Old Paul has a terrible virus called Sin that causes him to crash every time he tries to do the will of God. Whenever he wants to do good, evil always lies close at hand. He can’t seem to get anything right. Everything he does is infected with sin, even his good works. And what is Paul’s analysis of the situation? “Wretched man that I am! Who will deliver me from this body of death?” (Romans 7:24)
Martin Luther communicated an amazingly profound insight in a series of statements he drafted for a debate at Heidelberg, Germany in 1518. This was very early in the Reformation—only a year after Luther had nailed his 95 Theses to the church door at Wittenberg. In his Heidelberg Theses, Luther said that everything man does, even when God is working through man, is sin. That’s because the inner man, the new person in Christ, must always work through the outer man, the old person in Adam. In other words, New You must always use Old You’s hardware.
That explains a lot of things. It explains why our works can’t save us. They are always sinful, even when they are good! It explains why faith alone justifies us before God. Only Christ’s works are without sin.
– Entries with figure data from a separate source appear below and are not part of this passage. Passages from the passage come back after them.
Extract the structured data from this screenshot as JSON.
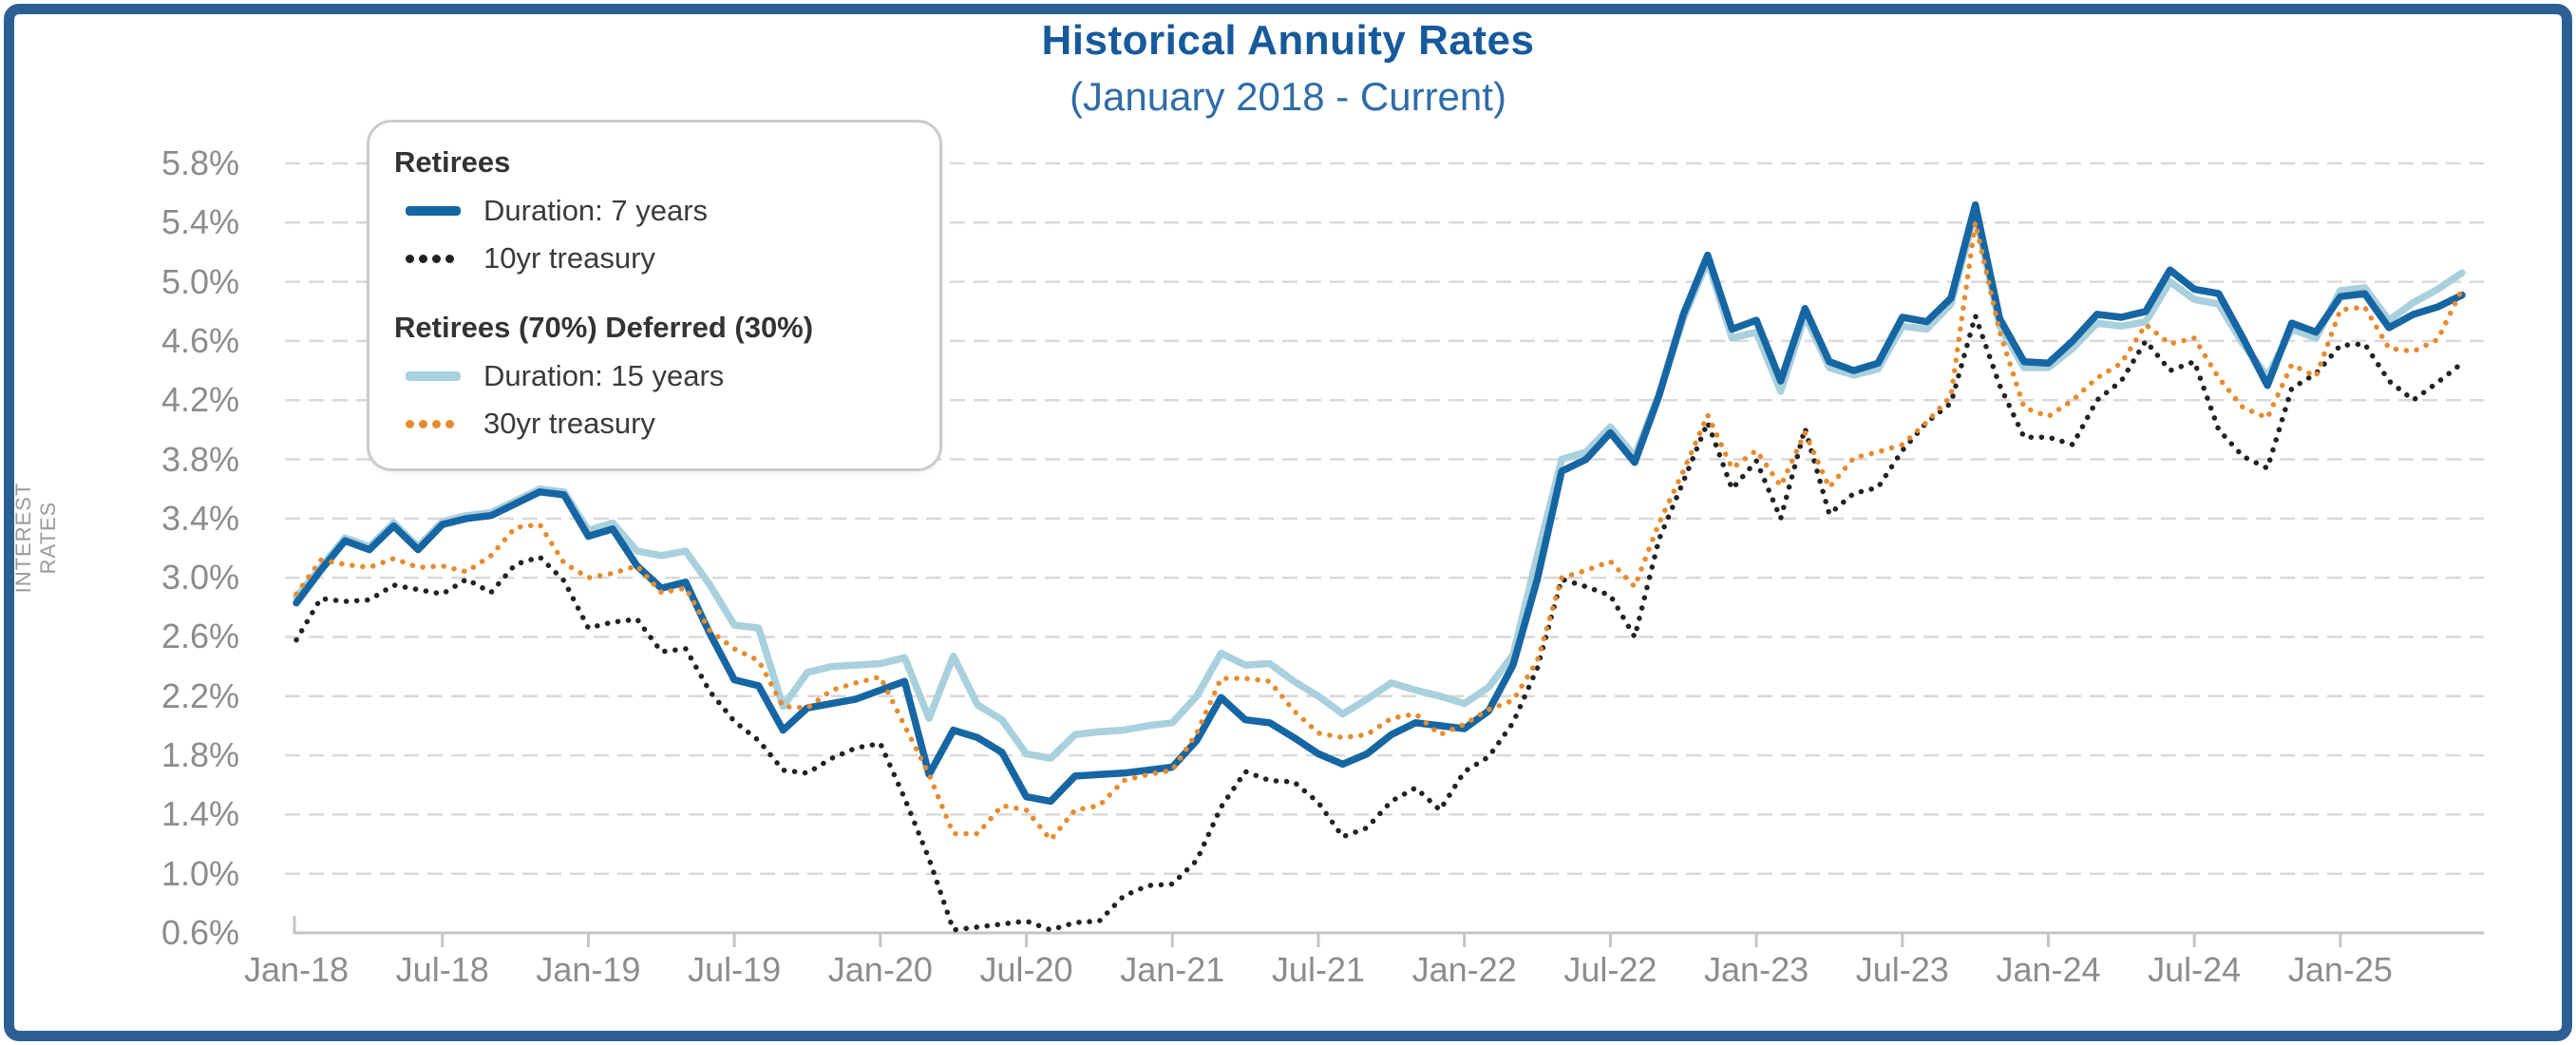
{
  "header": {
    "title": "Historical Annuity Rates",
    "subtitle": "(January 2018 - Current)"
  },
  "colors": {
    "frame_border": "#2e5f94",
    "title_text": "#175a9c",
    "subtitle_text": "#2f6ca8",
    "grid_line": "#d9d9d9",
    "axis_line": "#c4c4c4",
    "tick_text": "#8c8c8c",
    "axis_title_text": "#9a9a9a",
    "legend_border": "#cbcbcb",
    "legend_text": "#3a3a3a"
  },
  "legend": {
    "groups": [
      {
        "title": "Retirees",
        "items": [
          {
            "label": "Duration: 7 years",
            "series": 0,
            "swatch": "solid"
          },
          {
            "label": "10yr treasury",
            "series": 1,
            "swatch": "dotted"
          }
        ]
      },
      {
        "title": "Retirees (70%) Deferred (30%)",
        "items": [
          {
            "label": "Duration: 15 years",
            "series": 2,
            "swatch": "solid"
          },
          {
            "label": "30yr treasury",
            "series": 3,
            "swatch": "dotted"
          }
        ]
      }
    ]
  },
  "chart_data": {
    "type": "line",
    "title": "Historical Annuity Rates",
    "subtitle": "(January 2018 - Current)",
    "ylabel": "INTEREST RATES",
    "xlabel": "",
    "ylim": [
      0.6,
      5.8
    ],
    "y_tick_step": 0.4,
    "grid": "horizontal-dashed",
    "legend_position": "upper-left-overlay",
    "x_tick_every": 6,
    "months": [
      "Jan-18",
      "Feb-18",
      "Mar-18",
      "Apr-18",
      "May-18",
      "Jun-18",
      "Jul-18",
      "Aug-18",
      "Sep-18",
      "Oct-18",
      "Nov-18",
      "Dec-18",
      "Jan-19",
      "Feb-19",
      "Mar-19",
      "Apr-19",
      "May-19",
      "Jun-19",
      "Jul-19",
      "Aug-19",
      "Sep-19",
      "Oct-19",
      "Nov-19",
      "Dec-19",
      "Jan-20",
      "Feb-20",
      "Mar-20",
      "Apr-20",
      "May-20",
      "Jun-20",
      "Jul-20",
      "Aug-20",
      "Sep-20",
      "Oct-20",
      "Nov-20",
      "Dec-20",
      "Jan-21",
      "Feb-21",
      "Mar-21",
      "Apr-21",
      "May-21",
      "Jun-21",
      "Jul-21",
      "Aug-21",
      "Sep-21",
      "Oct-21",
      "Nov-21",
      "Dec-21",
      "Jan-22",
      "Feb-22",
      "Mar-22",
      "Apr-22",
      "May-22",
      "Jun-22",
      "Jul-22",
      "Aug-22",
      "Sep-22",
      "Oct-22",
      "Nov-22",
      "Dec-22",
      "Jan-23",
      "Feb-23",
      "Mar-23",
      "Apr-23",
      "May-23",
      "Jun-23",
      "Jul-23",
      "Aug-23",
      "Sep-23",
      "Oct-23",
      "Nov-23",
      "Dec-23",
      "Jan-24",
      "Feb-24",
      "Mar-24",
      "Apr-24",
      "May-24",
      "Jun-24",
      "Jul-24",
      "Aug-24",
      "Sep-24",
      "Oct-24",
      "Nov-24",
      "Dec-24",
      "Jan-25",
      "Feb-25",
      "Mar-25",
      "Apr-25",
      "May-25",
      "Jun-25"
    ],
    "series": [
      {
        "name": "Duration: 7 years",
        "group": "Retirees",
        "color": "#1666a3",
        "style": "solid",
        "values": [
          2.83,
          3.05,
          3.25,
          3.19,
          3.35,
          3.19,
          3.36,
          3.4,
          3.42,
          3.5,
          3.58,
          3.56,
          3.28,
          3.33,
          3.08,
          2.93,
          2.97,
          2.62,
          2.31,
          2.27,
          1.97,
          2.12,
          2.15,
          2.18,
          2.24,
          2.3,
          1.67,
          1.97,
          1.92,
          1.82,
          1.52,
          1.49,
          1.66,
          1.67,
          1.68,
          1.7,
          1.72,
          1.9,
          2.19,
          2.04,
          2.02,
          1.92,
          1.81,
          1.74,
          1.81,
          1.94,
          2.02,
          2.0,
          1.98,
          2.1,
          2.41,
          2.99,
          3.72,
          3.8,
          3.98,
          3.78,
          4.23,
          4.78,
          5.18,
          4.68,
          4.74,
          4.33,
          4.82,
          4.46,
          4.4,
          4.45,
          4.76,
          4.73,
          4.89,
          5.52,
          4.75,
          4.46,
          4.45,
          4.6,
          4.78,
          4.76,
          4.8,
          5.08,
          4.95,
          4.92,
          4.62,
          4.3,
          4.72,
          4.66,
          4.9,
          4.92,
          4.69,
          4.78,
          4.83,
          4.91
        ]
      },
      {
        "name": "10yr treasury",
        "group": "Retirees",
        "color": "#222222",
        "style": "dotted",
        "values": [
          2.58,
          2.86,
          2.84,
          2.85,
          2.95,
          2.92,
          2.89,
          2.99,
          2.9,
          3.09,
          3.14,
          2.98,
          2.66,
          2.7,
          2.72,
          2.5,
          2.52,
          2.23,
          2.03,
          1.9,
          1.7,
          1.68,
          1.78,
          1.85,
          1.88,
          1.51,
          1.1,
          0.62,
          0.64,
          0.66,
          0.68,
          0.62,
          0.67,
          0.68,
          0.85,
          0.92,
          0.93,
          1.09,
          1.45,
          1.69,
          1.63,
          1.62,
          1.48,
          1.25,
          1.31,
          1.49,
          1.58,
          1.43,
          1.69,
          1.79,
          2.02,
          2.39,
          2.99,
          2.94,
          2.88,
          2.6,
          3.26,
          3.65,
          4.05,
          3.6,
          3.79,
          3.4,
          4.01,
          3.43,
          3.57,
          3.61,
          3.86,
          4.05,
          4.18,
          4.77,
          4.3,
          3.95,
          3.95,
          3.9,
          4.2,
          4.33,
          4.6,
          4.4,
          4.46,
          4.0,
          3.82,
          3.74,
          4.28,
          4.38,
          4.57,
          4.58,
          4.33,
          4.2,
          4.32,
          4.45
        ]
      },
      {
        "name": "Duration: 15 years",
        "group": "Retirees (70%) Deferred (30%)",
        "color": "#a9d0dd",
        "style": "solid",
        "values": [
          2.87,
          3.07,
          3.27,
          3.21,
          3.37,
          3.21,
          3.38,
          3.42,
          3.44,
          3.52,
          3.6,
          3.58,
          3.32,
          3.37,
          3.18,
          3.15,
          3.18,
          2.95,
          2.68,
          2.66,
          2.13,
          2.36,
          2.4,
          2.41,
          2.42,
          2.46,
          2.05,
          2.47,
          2.14,
          2.04,
          1.81,
          1.78,
          1.94,
          1.96,
          1.97,
          2.0,
          2.02,
          2.2,
          2.49,
          2.41,
          2.42,
          2.3,
          2.2,
          2.08,
          2.18,
          2.29,
          2.24,
          2.2,
          2.15,
          2.26,
          2.48,
          3.15,
          3.8,
          3.85,
          4.02,
          3.82,
          4.24,
          4.75,
          5.14,
          4.62,
          4.66,
          4.26,
          4.77,
          4.42,
          4.37,
          4.41,
          4.7,
          4.68,
          4.85,
          5.47,
          4.7,
          4.42,
          4.42,
          4.55,
          4.72,
          4.7,
          4.73,
          5.0,
          4.88,
          4.85,
          4.58,
          4.36,
          4.68,
          4.62,
          4.94,
          4.96,
          4.74,
          4.86,
          4.95,
          5.06
        ]
      },
      {
        "name": "30yr treasury",
        "group": "Retirees (70%) Deferred (30%)",
        "color": "#e78b2d",
        "style": "dotted",
        "values": [
          2.89,
          3.12,
          3.09,
          3.07,
          3.13,
          3.07,
          3.08,
          3.04,
          3.15,
          3.34,
          3.36,
          3.1,
          3.0,
          3.03,
          3.08,
          2.9,
          2.93,
          2.64,
          2.52,
          2.44,
          2.13,
          2.12,
          2.24,
          2.29,
          2.33,
          2.0,
          1.67,
          1.27,
          1.27,
          1.46,
          1.43,
          1.23,
          1.43,
          1.46,
          1.63,
          1.67,
          1.7,
          1.95,
          2.32,
          2.32,
          2.3,
          2.1,
          1.95,
          1.92,
          1.94,
          2.05,
          2.08,
          1.94,
          2.01,
          2.11,
          2.17,
          2.44,
          3.0,
          3.05,
          3.11,
          2.94,
          3.37,
          3.72,
          4.1,
          3.74,
          3.86,
          3.62,
          3.98,
          3.61,
          3.81,
          3.85,
          3.9,
          4.05,
          4.23,
          5.4,
          4.66,
          4.15,
          4.09,
          4.2,
          4.35,
          4.45,
          4.71,
          4.58,
          4.62,
          4.35,
          4.15,
          4.08,
          4.44,
          4.36,
          4.81,
          4.83,
          4.55,
          4.53,
          4.61,
          4.95
        ]
      }
    ]
  }
}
It explains why we always seem to mess up, especially in spiritual things, why we can’t seem to stick with prayer or God’s Word, why we’re not glad when they say, “Let’s go to the house of the Lord.” It’s because New You always has to work through Old You. The righteous saint must always work through the sinner. No wonder the apostle Paul cries out, “Who will rescue me from this body of death?” (Romans 7:24)
It also explains why we can’t seem to fix ourselves. The Christian life is not about retraining old hardware to run new software. Old You is not fixable; it’s destined to die. Instead, Old You must be forced to go along with the program, at least for the moment. That’s where the Law comes in. The Law curbs, mirrors and instructs Old You to death. It curbs Old You’s behaviors, mirrors sin, and instructs with punishments and rewards, much the way you train an old dog new tricks. And you know how well that works.
Old You’s hardware is simply not suited for holiness. “Flesh and blood cannot inherit the kingdom of heaven.” Until you come into new hardware in the resurrection, New You’s software is going to have to make the best of trying to control Old You’s hardware.
Does that mean we simply sin to our heart’s content and ask for forgiveness? No! It means that we say “no” to Old Adam, and we bring him under discipline. Even though our new man in Christ needs no Law, our New You uses the Law to threaten, bribe, coerce our old hardware to get with the holiness program. That’s why we set alarms on Sunday for church. The New Adam is glad when they say, “Let’s go to the house of the Lord,” but the Old Adam says, “I’d rather roll over and go to sleep.”
For now you live “simul” by grace through faith for Jesus’ sake as a New You in Christ stuck in an Adam’s Old You hardware. That may not be a pretty sight to those keeping score, but in Christ you are already justified, sanctified, and glorified (1 Corinthians 6:11). You’re just waiting to be rescued from this “body of death” to rise with new hardware to run that Christ-like software.
Rev. William M. Cwirla is the pastor of Holy Trinity Lutheran Church in Hacienda Heights, California.